The Dark Side of Leadership
We've seen the enemy…
…and it is us.
A speaker at a development programme I attended years ago (when I was still finding my feet as a manager at a large telecoms firm) said this. He was talking about the worst behaviours we see in organisations - and how any of us can display them.
That phrase has stuck with me ever since. Now, over a decade later, I find myself coming back to it often.
Take this list.
It came from a group of aspiring managers I spent a day with this week. They were brilliant - thoughtful, honest, and quick to name what great leadership looks like. And what poor leadership feels like.

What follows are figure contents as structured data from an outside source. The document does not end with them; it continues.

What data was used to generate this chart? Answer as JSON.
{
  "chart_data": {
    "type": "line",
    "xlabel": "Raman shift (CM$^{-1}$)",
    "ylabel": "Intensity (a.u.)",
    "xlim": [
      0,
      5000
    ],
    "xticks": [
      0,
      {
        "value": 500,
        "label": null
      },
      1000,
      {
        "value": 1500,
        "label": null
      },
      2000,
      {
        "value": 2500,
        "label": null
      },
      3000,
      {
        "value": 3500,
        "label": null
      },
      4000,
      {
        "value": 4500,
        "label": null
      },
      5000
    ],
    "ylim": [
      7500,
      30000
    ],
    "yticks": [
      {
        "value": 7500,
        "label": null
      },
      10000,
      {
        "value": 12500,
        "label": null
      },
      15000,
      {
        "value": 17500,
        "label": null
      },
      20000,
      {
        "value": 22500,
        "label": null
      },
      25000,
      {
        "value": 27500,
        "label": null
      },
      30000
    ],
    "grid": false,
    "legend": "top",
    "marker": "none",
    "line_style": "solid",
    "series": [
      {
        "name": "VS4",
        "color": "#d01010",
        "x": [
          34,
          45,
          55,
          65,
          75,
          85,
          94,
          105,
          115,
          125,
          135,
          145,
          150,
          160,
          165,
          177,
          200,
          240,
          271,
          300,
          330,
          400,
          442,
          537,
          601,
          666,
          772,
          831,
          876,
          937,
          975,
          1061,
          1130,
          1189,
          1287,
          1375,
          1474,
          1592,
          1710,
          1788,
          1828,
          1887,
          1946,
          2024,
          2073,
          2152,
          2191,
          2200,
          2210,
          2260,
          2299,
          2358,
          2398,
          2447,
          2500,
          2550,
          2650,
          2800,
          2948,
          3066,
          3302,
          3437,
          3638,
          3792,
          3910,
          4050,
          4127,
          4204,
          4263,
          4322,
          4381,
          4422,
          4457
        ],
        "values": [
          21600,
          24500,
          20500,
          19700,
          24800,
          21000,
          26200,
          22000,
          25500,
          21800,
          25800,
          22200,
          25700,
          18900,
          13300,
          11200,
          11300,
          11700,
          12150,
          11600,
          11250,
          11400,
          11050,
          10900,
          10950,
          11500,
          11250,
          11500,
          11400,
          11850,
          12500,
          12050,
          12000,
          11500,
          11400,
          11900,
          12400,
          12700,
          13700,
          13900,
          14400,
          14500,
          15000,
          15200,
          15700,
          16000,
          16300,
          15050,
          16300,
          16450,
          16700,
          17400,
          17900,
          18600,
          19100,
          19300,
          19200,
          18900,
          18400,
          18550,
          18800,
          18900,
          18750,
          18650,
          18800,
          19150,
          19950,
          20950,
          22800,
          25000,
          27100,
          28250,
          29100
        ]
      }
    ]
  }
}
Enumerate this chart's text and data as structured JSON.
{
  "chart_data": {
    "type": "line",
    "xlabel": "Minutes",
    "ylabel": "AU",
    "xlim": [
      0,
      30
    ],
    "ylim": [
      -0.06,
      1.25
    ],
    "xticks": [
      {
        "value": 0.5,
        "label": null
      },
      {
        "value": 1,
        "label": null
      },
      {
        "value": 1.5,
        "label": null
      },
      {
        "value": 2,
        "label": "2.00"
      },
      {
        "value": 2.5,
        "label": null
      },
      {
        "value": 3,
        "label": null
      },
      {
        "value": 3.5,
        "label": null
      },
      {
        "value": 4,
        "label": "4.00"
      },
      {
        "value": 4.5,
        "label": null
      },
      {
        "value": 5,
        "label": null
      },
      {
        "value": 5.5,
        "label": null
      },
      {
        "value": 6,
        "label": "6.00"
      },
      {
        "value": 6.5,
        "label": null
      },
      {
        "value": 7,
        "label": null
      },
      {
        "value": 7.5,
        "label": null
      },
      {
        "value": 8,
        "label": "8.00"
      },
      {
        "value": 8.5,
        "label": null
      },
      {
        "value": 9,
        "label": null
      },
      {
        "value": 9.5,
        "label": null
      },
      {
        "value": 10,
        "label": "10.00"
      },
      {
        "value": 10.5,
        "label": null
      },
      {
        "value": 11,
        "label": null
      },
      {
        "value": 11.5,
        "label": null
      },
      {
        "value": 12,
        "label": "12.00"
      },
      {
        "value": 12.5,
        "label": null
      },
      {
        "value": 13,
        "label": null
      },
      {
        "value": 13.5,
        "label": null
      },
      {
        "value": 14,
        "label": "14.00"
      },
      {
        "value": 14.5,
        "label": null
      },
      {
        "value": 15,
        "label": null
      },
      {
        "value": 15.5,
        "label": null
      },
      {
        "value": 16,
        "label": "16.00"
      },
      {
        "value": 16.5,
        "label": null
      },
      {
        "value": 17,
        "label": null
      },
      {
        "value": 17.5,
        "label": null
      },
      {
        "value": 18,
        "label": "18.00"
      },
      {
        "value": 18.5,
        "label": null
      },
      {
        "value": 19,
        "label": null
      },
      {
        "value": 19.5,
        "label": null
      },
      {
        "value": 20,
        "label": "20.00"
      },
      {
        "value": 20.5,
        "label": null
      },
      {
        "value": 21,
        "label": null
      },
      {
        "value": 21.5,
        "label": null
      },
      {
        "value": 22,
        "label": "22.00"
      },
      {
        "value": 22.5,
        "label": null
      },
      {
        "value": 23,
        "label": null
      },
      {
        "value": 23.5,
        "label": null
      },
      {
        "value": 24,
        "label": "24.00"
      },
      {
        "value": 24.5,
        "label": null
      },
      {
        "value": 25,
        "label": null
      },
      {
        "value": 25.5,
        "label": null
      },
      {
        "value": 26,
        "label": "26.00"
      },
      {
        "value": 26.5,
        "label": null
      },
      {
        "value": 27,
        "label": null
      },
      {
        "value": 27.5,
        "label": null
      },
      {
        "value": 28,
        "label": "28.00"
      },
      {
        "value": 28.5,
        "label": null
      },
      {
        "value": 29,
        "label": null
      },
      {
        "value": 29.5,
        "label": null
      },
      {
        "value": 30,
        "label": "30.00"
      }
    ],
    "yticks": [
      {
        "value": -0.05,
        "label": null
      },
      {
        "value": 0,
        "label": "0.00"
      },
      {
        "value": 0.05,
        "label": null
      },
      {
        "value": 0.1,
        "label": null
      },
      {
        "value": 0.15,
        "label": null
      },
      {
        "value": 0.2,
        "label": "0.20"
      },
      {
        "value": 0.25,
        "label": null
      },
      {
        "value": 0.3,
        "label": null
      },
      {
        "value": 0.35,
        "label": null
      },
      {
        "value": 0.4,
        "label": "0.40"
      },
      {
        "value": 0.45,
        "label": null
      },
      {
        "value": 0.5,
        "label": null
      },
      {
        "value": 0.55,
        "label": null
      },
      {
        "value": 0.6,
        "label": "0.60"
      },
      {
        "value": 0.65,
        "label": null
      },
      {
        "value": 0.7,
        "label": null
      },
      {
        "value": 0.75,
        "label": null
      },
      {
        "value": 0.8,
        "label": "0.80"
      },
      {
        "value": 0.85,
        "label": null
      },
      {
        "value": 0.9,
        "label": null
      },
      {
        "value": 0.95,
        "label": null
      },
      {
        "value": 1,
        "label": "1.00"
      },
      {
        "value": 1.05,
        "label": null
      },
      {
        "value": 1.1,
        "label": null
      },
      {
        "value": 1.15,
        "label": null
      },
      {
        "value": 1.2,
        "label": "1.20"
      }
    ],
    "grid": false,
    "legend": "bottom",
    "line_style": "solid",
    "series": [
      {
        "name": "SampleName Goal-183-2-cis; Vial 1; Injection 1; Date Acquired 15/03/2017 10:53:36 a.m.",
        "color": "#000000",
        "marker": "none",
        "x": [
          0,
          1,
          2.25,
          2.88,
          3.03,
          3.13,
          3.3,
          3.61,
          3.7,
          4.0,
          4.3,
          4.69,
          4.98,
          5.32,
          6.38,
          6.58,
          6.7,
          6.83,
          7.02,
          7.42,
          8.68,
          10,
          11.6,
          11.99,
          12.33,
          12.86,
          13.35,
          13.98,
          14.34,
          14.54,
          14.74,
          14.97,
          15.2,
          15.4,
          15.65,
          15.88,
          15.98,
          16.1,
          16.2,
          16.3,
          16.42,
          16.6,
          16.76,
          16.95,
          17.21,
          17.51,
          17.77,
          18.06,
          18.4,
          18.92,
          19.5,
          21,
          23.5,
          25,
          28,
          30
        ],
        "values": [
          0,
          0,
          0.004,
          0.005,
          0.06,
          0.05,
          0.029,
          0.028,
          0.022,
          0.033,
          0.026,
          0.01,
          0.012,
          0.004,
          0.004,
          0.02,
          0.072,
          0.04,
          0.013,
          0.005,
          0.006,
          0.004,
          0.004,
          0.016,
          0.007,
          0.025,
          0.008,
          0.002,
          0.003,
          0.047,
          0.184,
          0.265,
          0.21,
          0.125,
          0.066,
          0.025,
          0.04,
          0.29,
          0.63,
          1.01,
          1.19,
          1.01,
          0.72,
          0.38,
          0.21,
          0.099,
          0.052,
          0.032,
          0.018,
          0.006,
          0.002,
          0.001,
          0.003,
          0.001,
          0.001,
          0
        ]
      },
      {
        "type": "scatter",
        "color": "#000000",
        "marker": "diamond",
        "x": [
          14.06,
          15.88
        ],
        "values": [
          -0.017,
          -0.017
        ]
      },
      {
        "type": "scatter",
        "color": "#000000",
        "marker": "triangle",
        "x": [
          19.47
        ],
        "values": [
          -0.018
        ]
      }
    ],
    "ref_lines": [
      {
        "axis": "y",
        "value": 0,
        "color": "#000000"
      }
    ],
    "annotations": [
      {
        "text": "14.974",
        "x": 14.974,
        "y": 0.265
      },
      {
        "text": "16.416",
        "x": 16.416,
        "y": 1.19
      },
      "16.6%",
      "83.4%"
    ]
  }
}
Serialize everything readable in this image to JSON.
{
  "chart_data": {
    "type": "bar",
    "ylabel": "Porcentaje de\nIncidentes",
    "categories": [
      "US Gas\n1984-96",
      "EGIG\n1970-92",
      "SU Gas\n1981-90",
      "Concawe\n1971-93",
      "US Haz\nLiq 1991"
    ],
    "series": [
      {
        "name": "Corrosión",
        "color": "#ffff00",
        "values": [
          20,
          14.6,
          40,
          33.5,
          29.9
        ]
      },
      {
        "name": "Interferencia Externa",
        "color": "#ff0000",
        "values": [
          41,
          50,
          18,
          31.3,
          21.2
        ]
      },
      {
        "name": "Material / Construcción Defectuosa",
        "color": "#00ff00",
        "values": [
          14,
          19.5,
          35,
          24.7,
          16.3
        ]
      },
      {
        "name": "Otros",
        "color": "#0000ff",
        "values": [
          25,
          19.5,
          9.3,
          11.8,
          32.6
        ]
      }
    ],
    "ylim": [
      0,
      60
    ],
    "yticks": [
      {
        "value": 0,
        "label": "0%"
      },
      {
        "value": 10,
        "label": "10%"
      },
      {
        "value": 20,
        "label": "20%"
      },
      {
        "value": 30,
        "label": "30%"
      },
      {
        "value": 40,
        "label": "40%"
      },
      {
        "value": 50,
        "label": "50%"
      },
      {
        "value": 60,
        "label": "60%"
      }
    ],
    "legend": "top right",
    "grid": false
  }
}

The left side? That's what the best managers they'd worked for did. The right side? Well, that's the other lot.
(Forgive some of the phrasing - they were all speaking in their second or third language, and I wanted to capture their words as they said them.)
Here's what got me, though.
Too many of those behaviours on the right? I've done them. Not once. Not twice. More times than I'd like to admit.
The micromanaging when I was anxious about a deadline. The taking credit when I was desperate to prove my worth. The cancelled one-to-one because "something more urgent came up." That snappy email reply I fired off before I'd had my coffee.
I wasn't a bad manager pretending to be good. I was tired. Stretched. Under pressure. Distracted. Human.
And that's the uncomfortable truth, isn't it? We don't wake up planning to be the manager on the right-hand side. But when we're running on empty, it just… happens.
So what do we do about it?
Well, here's what we talked about in the session: you've got to check in with yourself. Regularly. Not in some performative wellness-app kind of way, but properly. How's my energy right now? What's my headspace like today? Am I present, or am I just going through the motions?
Because pretending everything's fine when it isn't? That's when the right-hand side sneaks out. The throwaway comment. The impatient tone. The person sat in "your" seat who suddenly becomes the target of all your pent-up frustration (yes, I've been that petty).
Self-care isn't indulgent. It's not a luxury or something that's just trendy right now. It's the difference between being the leader you want to be and the one you become when you're burnt out.
You might fully intend to be a left-hand-side manager. But if you're not looking after yourself, those right-hand behaviours will find you. And your team will know. They see it. They feel it. It shapes their week - sometimes their whole experience of work.
So here's the question I'm sitting with (and the one I left the group with):
Where are you right now? What do you need to stay in the right frame of mind to create the space your team deserves?
Because many leaders I speak to struggle with this. Not because they don't care, but because they're trapped in environments that don't give them the space to look after themselves either.
If that's you, you're not alone. And you don't have to keep running on fumes.
The best version of you is still there. Your team needs it. And honestly? So do you.